Koran: You don't need any complicated processing for retargeting. The barrier to entry is so much lower. You can store all of the information in cookies. It is actually the best form of BT you can use. The visitor is interested in a product category and is interested in a retailer. The drawback is, of all the visitors you find on the Internet, probably a minority have been to a given Web site.
BI: With that landscape in mind, lay out how your "predictive modeling" in the ValueClick suite is different.
Koran: I designed the Yahoo BT platform, which is also a predictive approach. You start with the marketer's goal in mind. Are they trying to maximize click-through rate, or conversion rate, or engagement? You look backward to find what were the activities that people who eventually clicked or converted did prior to that good event. And then you score other people based on their doing these similar activities.
The benefit of the predictive approach is that it is automated and it gives the ability for each visitor to have multiple interests. And it actually is goal-oriented. It has the marketer's goal built into the segment definition. It is not that these people are a soccer mom or gadget geeks or have some activity in the past three events in five days. It is that they're predicted to be doing something in the future, making a purchase in a given category or clicking on a given type of ad.
The main difference is that we adapt the segment to each advertiser. So it is not a generic interest segment of your interest in buying a car or in buying a sports car. But it adapts that segment to the particular advertiser that is running. There is probably a big difference between people who buy Porsches and people who buy Mercedes, even though both may be classified as luxury automobiles.
BI: But there are a lot of ad networks purporting to sell BT and a lot of confusion in the market about how best to define interest. How can marketers really evaluate differences among the methods?
Koran: It is a challenge.

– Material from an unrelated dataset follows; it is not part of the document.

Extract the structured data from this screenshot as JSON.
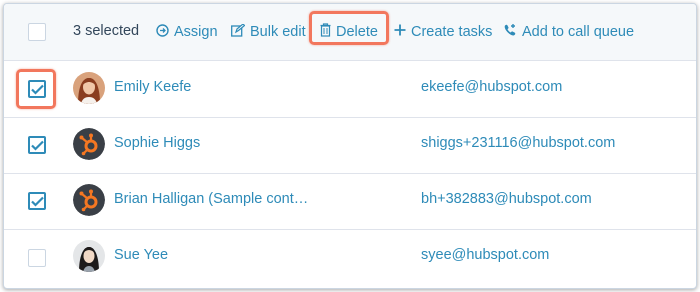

The differences will be on the access to data. What are the inputs or the scale of those inputs? Second, maybe even more important, is what is the process they use to aggregate or compute on top of that data? If you have great data but a bad process, then probably the output is not going to be very useful, and if you have better algorithms than anyone else out there but no data to feed into it, then likewise your output won't be very useful.
Once you've got a large scale of inputs and a good process on top of that, the final differentiation is your ability to deliver that. That is the other misconception out there, that you should either be buying contextual or you should be buying audience segment. But really you should be buying both. Buy that auto intender in the right context, and sometimes it is while he is comparison-shopping and sometimes it's while he's reading an article. Let the optimization of the ad server figure out what is the right context to communicate with them.
BI: How do marketers really know which methods works best?
Koran: We believe you should not have to make that choice upfront. You should work with a provider who has access to all of these approaches and is optimizing your campaigns based on whichever approach happens to be working best for your particular campaign.
That is why we are not a closed environment where we only sell you our own BT. We do not see 100% of the visitor activity online, and we never will. We're also selling other people's behavioral segments. We have about 500 million of our own profiles and about 100 million of third-party profiles hosted in our database.
For your campaign, maybe a portion of it should be delivered through someone else's process. We work with the majority of the profile retailers, about 20 different partners. From my perspective this is where the future of the online ad network will go: the people who have the best ad servers that can take in other people's data and match it against current context to identify what is the right ad to show to any given visitor at the right time.